Experimental model studies of non-newtonian soluble coatings for drag reduction

Abstract

A soluble coating has been developed which can be applied to the surface of an underwater body, with a resulting reduction in friction drag. The coating dissolves in a predictable manner so that the body rides in a boundary layer of non-Newtonian fluid. A model test program was carried out in a simple drop-tank facility, using a small body of revolution. The distance-time relationship was accurately measured and the drag derived therefrom. Tests were made in both fresh water and sea water with very promising results, although the tests were not systematic and the location of the coating was limited to the stagnation region of the nose.
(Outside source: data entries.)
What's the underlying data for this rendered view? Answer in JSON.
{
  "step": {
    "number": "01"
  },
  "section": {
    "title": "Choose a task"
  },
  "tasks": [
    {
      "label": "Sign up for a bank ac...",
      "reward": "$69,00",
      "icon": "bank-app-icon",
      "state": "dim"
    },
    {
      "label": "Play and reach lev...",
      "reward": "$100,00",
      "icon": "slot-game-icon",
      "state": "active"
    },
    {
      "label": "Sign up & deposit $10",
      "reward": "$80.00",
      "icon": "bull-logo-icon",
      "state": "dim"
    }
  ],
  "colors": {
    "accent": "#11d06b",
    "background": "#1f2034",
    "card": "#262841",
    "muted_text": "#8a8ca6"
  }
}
Reductions in total model drag of 18% with fresh water and 16% with sea water were obtained which corresponded to reductions in model friction drag of 30 and 27%, respectively. Background T HE U. S. Navy and Merchant Marine require continual improvement in the performance of their surface ships and undersea craft in order to retain a favorable and competitive position on the international scene. Unfortunately, in past years, research in marine systems has been severely neglected, and advances in the state of the art have been very modest or nonexistent. However, specific needs have been identified and research and development recently has been stimulated to focus on the most critical problems. Programs are being pursued to increase the efficiency of propulsion systems and powerplants and to reduce wave drag and friction drag. However, for all practical considerations, because the friction drag of any marine craft increases exponentially with velocity, friction drag represents the major barrier limiting the attainment of higher speeds and major performance improvements. Development of concepts and techniques for penetration of this drag barrier represents the next major formidable challenge confronting designers of advanced marine systems.